UTILISING A FERTILE ENVIRONMENT
Today, fertiliser use in Africa is much lower than it should be – the average amount used in sub-Saharan Africa is only 16 kilogrammes per hectare (kg/ha), compared to the global average of 138 kg/ha.
The logical and measured use of fertilisers is the only way to substantially increase crop yields per ha, thus limiting the expansion of agricultural land at the expense of already depleted forests. When applied correctly by OCP Africa, fertiliser helps to maximise short-term land use and, even more importantly, preserve it in the long term.
Developing customised products requires a deep understanding of the soil, crops, and the farmer’s practices; in this way, OCP Africa’s approach is based on several detailed levels of information.
“Firstly, we carry out an in-depth assessment of soil and crop response, which includes soil analysis to get fertility data of strategical and targeted regions, on-site field trials testing the crop response of developed fertilisers, and partnerships with local research and agronomy institutes to facilitate the dissemination of our results,” details Asana.
Using an in-depth assessment of current agronomic practices, the company also engages in several partnerships to collect macro information on individual farmers and their environment. The aim is to develop adaptable, affordable, and scalable solutions for farmers.
Additionally, OCP Africa utilises geospatial technologies for developing nutrient management platforms. The company frequently deploys satellite imagery and geospatial data to enhance the quality of its results and help make decisions about the development of new formulas.
“The geospatial tools are important for developing digital soil mapping (DSM) related to soil fertility and yield forecasts,” Asana acclaims.

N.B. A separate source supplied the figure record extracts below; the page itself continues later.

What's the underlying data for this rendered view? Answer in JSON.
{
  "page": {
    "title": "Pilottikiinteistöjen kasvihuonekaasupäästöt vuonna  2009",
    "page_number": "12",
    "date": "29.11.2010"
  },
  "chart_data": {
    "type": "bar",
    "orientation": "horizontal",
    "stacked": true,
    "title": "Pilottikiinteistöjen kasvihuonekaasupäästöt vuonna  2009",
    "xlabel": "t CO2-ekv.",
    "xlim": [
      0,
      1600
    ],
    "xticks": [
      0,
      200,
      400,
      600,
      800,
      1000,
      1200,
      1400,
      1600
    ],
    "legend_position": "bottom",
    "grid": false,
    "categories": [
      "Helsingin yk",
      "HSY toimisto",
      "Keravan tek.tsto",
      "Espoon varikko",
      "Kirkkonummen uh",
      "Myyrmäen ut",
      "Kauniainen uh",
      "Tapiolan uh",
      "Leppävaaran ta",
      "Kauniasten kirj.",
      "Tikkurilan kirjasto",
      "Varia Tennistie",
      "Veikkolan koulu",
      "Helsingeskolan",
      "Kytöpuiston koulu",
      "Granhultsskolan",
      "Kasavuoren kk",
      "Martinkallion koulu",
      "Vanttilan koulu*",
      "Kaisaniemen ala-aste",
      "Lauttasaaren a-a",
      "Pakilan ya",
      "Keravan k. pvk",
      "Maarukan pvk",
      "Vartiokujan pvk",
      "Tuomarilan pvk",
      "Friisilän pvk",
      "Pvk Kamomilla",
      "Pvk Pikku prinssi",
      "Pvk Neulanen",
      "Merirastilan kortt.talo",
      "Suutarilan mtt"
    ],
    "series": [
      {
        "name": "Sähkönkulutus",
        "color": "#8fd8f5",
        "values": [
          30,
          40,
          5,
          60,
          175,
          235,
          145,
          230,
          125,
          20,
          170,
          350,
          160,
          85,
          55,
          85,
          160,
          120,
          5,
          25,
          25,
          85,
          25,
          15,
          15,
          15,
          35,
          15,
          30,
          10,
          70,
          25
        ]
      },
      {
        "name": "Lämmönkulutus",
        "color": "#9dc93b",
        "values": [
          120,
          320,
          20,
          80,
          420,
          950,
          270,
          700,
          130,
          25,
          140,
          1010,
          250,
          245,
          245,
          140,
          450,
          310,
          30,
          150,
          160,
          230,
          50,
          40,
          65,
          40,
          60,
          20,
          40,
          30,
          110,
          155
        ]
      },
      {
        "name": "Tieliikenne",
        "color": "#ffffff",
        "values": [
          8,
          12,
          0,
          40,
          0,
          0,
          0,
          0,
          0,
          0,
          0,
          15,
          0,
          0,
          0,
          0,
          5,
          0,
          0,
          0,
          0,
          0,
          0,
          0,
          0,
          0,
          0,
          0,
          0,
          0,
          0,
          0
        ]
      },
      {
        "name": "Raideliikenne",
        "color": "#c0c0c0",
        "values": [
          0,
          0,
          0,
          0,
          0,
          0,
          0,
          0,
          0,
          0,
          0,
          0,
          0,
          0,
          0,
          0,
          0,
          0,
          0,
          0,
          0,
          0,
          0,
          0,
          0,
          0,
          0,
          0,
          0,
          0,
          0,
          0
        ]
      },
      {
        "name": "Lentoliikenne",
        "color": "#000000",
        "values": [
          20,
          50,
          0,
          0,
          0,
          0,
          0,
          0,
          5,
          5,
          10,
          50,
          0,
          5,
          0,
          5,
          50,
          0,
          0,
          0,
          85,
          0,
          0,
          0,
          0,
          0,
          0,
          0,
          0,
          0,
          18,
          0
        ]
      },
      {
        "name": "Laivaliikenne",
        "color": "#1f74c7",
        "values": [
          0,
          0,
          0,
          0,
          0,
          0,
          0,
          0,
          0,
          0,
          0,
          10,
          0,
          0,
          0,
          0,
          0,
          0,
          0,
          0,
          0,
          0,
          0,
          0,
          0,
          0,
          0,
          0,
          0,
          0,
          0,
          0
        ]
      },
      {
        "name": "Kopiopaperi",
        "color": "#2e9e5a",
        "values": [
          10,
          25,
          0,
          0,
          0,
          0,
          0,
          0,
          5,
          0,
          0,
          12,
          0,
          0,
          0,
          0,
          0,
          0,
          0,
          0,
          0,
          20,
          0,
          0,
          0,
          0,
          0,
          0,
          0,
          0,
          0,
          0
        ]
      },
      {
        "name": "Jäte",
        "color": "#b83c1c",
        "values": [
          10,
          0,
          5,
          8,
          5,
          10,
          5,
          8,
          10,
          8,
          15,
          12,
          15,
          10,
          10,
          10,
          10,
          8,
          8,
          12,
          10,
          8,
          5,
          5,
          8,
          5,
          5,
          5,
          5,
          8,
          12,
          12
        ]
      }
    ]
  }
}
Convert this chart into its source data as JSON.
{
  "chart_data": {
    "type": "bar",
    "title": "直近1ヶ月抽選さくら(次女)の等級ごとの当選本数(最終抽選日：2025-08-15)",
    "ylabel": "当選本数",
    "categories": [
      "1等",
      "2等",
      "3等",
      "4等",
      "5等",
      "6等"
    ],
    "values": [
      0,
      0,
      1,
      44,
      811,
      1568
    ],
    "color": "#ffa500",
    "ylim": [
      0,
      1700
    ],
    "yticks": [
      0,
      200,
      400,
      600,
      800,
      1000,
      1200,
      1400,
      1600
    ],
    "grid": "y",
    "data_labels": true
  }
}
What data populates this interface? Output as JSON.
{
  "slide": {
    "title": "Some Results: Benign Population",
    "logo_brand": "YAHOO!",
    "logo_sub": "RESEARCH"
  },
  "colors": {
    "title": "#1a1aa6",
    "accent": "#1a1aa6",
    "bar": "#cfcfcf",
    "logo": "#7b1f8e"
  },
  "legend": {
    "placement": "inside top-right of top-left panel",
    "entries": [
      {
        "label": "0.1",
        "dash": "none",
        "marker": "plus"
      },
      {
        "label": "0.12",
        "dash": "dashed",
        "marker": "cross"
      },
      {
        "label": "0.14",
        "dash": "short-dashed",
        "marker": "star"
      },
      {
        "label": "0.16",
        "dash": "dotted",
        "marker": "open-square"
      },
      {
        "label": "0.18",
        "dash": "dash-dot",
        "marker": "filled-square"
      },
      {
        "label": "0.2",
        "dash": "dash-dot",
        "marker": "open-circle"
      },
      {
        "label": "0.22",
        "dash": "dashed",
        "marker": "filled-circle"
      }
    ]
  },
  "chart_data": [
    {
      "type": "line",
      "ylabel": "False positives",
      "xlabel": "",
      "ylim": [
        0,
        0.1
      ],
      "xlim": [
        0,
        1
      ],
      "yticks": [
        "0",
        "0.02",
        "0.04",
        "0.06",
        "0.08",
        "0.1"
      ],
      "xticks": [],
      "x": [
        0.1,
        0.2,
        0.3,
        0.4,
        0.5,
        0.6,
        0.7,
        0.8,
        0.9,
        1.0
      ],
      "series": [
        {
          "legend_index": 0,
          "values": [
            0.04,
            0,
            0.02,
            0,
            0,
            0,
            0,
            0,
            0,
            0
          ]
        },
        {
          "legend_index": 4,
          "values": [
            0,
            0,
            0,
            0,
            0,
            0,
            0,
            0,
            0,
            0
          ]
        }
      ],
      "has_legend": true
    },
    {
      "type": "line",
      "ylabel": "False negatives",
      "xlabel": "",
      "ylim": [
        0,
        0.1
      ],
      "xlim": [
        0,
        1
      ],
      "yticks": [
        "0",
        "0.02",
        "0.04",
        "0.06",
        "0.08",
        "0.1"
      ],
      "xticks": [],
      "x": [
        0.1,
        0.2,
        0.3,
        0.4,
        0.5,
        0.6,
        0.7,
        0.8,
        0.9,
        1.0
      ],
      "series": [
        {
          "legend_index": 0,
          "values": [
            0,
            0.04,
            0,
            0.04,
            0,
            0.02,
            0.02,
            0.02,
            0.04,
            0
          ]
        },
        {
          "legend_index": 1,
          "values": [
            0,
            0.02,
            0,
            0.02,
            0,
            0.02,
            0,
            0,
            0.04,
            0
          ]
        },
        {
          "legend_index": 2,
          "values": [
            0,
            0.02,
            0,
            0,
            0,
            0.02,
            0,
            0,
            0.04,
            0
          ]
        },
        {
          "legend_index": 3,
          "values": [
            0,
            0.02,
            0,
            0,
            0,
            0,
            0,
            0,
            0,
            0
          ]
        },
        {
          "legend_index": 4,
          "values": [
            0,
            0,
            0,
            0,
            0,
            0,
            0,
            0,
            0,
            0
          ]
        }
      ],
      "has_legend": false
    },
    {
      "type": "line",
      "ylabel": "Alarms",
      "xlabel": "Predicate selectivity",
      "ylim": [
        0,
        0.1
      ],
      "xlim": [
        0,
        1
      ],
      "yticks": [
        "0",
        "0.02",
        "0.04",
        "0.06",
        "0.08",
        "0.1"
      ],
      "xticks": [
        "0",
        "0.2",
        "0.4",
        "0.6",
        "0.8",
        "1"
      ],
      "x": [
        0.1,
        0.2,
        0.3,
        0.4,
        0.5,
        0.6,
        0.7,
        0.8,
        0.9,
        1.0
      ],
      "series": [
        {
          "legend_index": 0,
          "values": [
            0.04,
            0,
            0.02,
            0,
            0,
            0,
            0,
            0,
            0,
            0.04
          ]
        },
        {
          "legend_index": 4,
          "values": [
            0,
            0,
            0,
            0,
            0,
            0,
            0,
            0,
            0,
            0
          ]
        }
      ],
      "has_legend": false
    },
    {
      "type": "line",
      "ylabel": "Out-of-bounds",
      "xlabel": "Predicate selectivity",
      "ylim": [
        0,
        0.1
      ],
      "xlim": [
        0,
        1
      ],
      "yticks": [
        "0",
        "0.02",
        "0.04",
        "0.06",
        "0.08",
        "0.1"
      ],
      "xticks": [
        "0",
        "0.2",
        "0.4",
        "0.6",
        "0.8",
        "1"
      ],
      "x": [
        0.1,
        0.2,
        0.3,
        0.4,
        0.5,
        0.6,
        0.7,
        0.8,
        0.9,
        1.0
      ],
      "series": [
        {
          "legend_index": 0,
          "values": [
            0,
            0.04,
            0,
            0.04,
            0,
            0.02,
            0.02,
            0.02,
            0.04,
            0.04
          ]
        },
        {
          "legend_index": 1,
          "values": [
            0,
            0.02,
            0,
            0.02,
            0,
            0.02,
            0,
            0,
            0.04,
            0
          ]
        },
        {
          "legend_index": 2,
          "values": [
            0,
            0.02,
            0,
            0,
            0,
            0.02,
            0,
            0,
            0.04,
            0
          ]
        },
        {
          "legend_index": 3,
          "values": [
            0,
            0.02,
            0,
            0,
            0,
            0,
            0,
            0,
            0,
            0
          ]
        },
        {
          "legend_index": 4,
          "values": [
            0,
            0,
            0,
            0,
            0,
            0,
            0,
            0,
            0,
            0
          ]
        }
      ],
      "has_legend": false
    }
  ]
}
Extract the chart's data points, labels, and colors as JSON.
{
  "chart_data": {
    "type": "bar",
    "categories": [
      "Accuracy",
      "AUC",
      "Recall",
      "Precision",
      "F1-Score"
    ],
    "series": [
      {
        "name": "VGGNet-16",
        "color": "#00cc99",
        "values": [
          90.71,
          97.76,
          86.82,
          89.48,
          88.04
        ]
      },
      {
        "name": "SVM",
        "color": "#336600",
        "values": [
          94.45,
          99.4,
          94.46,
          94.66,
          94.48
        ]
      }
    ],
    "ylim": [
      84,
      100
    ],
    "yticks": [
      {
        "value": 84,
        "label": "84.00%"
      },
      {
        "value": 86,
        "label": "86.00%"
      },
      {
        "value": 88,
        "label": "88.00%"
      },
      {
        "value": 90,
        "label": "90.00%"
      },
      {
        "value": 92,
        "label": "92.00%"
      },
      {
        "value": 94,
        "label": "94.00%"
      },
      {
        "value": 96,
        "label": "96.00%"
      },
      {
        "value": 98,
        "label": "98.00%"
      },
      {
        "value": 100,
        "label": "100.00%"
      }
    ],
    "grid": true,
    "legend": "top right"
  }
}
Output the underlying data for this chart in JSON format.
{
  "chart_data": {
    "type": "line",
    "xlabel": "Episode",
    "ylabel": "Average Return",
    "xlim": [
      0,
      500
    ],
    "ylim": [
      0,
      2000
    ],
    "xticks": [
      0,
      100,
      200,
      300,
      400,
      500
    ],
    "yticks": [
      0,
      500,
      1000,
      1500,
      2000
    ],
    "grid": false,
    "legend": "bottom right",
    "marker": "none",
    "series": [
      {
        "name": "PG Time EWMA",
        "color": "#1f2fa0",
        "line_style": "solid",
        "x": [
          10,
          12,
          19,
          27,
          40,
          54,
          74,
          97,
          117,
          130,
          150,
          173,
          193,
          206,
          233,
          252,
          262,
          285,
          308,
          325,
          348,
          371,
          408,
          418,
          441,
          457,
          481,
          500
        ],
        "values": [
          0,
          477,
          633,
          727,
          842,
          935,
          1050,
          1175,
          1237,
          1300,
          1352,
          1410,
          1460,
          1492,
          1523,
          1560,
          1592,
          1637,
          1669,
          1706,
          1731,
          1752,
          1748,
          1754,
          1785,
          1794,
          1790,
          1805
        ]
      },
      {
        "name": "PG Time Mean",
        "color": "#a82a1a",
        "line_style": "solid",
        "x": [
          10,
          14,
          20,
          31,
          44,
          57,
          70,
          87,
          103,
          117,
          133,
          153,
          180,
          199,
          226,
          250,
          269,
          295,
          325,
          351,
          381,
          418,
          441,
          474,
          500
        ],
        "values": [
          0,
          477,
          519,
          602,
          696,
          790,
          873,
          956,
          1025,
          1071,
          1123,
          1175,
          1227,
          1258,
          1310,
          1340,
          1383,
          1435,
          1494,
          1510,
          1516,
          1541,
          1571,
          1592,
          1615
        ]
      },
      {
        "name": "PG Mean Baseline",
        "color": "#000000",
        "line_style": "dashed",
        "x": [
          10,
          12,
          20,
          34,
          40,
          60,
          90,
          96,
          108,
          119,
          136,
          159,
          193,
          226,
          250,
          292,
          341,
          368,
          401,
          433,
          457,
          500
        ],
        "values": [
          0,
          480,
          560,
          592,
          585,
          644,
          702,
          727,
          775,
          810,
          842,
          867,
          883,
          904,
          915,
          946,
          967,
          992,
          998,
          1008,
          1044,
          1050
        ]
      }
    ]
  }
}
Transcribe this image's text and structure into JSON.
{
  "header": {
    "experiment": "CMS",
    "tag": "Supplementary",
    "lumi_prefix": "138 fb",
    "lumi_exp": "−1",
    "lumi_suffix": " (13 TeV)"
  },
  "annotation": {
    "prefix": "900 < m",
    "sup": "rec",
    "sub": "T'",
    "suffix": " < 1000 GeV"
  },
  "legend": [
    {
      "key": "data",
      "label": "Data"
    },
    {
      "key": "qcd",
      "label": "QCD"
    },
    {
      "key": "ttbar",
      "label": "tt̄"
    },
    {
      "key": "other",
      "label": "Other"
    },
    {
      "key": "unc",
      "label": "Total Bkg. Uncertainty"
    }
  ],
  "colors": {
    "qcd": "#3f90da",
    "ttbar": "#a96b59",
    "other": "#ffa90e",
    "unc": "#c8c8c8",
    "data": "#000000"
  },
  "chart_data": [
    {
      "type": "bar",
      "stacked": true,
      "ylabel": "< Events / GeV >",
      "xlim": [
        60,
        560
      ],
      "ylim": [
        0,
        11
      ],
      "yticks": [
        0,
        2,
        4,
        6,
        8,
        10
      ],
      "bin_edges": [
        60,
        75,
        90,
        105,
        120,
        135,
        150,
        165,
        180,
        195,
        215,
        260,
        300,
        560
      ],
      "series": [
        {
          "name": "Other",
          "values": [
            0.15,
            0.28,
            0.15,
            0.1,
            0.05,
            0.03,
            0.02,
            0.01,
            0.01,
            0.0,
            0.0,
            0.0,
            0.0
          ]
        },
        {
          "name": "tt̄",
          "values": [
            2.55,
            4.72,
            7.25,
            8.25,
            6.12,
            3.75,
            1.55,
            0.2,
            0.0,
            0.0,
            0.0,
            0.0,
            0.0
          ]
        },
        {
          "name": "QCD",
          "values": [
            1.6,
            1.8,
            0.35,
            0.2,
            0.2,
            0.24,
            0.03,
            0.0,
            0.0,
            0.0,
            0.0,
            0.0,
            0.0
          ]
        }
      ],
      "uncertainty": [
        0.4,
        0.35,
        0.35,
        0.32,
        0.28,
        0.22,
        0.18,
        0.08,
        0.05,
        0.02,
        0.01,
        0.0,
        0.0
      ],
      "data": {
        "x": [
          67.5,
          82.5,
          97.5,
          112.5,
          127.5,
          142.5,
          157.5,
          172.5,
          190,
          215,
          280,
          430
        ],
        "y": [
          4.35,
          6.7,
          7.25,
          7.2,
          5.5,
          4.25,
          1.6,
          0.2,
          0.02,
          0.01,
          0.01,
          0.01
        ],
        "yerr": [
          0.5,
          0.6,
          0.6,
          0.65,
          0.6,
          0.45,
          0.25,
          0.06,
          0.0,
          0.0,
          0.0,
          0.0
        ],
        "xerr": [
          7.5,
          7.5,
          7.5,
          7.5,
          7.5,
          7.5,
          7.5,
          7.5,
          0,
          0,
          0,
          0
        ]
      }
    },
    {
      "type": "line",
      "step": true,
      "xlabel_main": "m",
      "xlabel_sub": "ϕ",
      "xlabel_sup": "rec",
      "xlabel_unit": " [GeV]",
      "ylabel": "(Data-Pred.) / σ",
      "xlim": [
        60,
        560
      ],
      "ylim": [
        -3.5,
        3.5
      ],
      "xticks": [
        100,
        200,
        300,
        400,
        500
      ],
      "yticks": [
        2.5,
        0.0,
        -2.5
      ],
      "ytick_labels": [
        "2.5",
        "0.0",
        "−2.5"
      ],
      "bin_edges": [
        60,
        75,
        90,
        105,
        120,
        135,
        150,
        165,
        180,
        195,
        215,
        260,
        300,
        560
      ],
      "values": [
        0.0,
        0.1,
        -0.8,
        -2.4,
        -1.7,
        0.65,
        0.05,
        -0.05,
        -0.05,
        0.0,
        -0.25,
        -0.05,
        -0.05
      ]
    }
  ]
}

Finally, OCP Africa carries out field trial programmes in Africa to address crop production issues that limit increased and sustained crop yields and smallholder farmers’ income.
These field trials are designed and implemented to determine the best inputs that can be offered to smallholder farmers depending on their country, crops, and agroecological specificities. It is this level of care and attention that OCP Africa prioritises giving towards critical industry players, such as the continent’s farmers, that will prove most crucial in helping Africa reach its agricultural potential.